Ironisnya, Israel kini sebagai tempat perlindungan terakhir. Negeri Yahudi yang menjajah Palestina dan musuh Islam itu menjadi andaan MBS. Bisakah?
Alih-alih membalikkan kebijakannya yang merusak, mengakhiri perang di Yaman, berdamai dengan Qatar, dan memperkuat persatuan Teluk dan Arab untuk menetralkan Iran, MBA telah memperkuat aliansi rahasia dengan Israel untuk membuka jalan menuju normalisasi penuh dengan penjajah tanah Arab.
Menurut laporan Wall Street Journal baru-baru ini, MBS telah mendorong UEA dan Bahrain untuk menormalisasi hubungan dengan Israel sebagai awal dari normalisasi Saudi yang akan segera terjadi, tetapi tanpa persetujuan ayahnya.
Raja Salman dikabarkan bersikukuh bahwa Arab Saudi menormalisasi hubungan dengan Israel hanya setelah munculnya negara Palestina.
Terlepas dari apakah ini benar, atau hanya ayah dan anak yang berperan sebagai “polisi baik, polisi jahat” dengan perjuangan Palestina, hubungan diplomatik dan strategis dengan Israel mungkin terbukti menjadi jerami yang mematahkan punggung unta.
Tidak hanya tidak masuk akal bagi Israel untuk terlibat dalam keamanan kawasan Teluk, yang sudah jenuh dengan keterlibatan Amerika, Prancis, dan kekuatan dunia lainnya, tetapi juga tidak mungkin, untuk tidak mengatakan tidak terpikirkan, bagi “Negara Yahudi” untuk mengorbankan tentaranya untuk mempertahankan monarki Teluk, KSA.
Dan apa pun yang bisa ditawarkan Israel dalam hal pengetahuan, teknologi, dan persenjataan, sudah ditawarkan dengan potongan harga oleh kekuatan dunia.
Ya, Israel mungkin akan merasa senang dan ingin bergabung dengan “liga anti-demokrasi” Saudi-Emirat, tetapi ini akan terbukti kontraproduktif, mengingat tingkat kebencian Arab yang mungkin diprovokasi.

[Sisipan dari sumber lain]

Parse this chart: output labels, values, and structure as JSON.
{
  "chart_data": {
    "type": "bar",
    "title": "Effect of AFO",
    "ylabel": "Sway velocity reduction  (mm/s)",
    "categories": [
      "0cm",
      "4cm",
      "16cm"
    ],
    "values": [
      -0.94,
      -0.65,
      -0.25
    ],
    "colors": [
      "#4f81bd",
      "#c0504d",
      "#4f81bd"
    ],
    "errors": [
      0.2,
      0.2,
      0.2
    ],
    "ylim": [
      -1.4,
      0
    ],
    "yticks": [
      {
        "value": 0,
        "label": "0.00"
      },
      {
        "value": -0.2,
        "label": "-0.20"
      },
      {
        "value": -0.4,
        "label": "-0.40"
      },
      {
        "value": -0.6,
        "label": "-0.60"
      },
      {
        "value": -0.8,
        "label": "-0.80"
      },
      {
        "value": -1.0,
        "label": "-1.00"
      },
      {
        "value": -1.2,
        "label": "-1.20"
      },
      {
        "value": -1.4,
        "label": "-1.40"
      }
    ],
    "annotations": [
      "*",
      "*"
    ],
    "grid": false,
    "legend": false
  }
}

Setelah pendudukan dan penindasan selama puluhan tahun terhadap orang-orang Palestina, Israel tetap menjadi musuh bagi kebanyakan orang di kawasan itu, dengan mayoritas mutlak orang Arab melihatnya sebagai ancaman bagi keamanan dan stabilitas kawasan.
Tetapi MBS, seperti MBZ, sebagian besar melakukan lindung nilai atas taruhannya untuk mengantisipasi kemungkinan kekalahan Trump yang pasti akan membuatnya terisolasi atau bahkan dijauhi oleh pemerintahan Joe Biden.
Dan ya, Israel mungkin dapat membantu rezim Saudi yang didiskreditkan di Washington, dan lebih khusus lagi di Kongres AS, tetapi itu akan datang dengan harga tinggi, termasuk persetujuan total Saudi terhadap hegemoni Amerika dan Israel.
Dengan kata lain, pertaruhan MBS di Israel mungkin terbukti sama bodohnya dengan pertaruhannya yang lain karena itu akan membuktikan lebih sebagai beban daripada aset bagi kerajaan.
Jika AS dan Trump sendiri tidak dapat menyelamatkan MBS di Arab Saudi dari penurunan dalam waktu dekat, Anda bisa meyakini bahwa Israel juga tidak akan dapat melakukannya.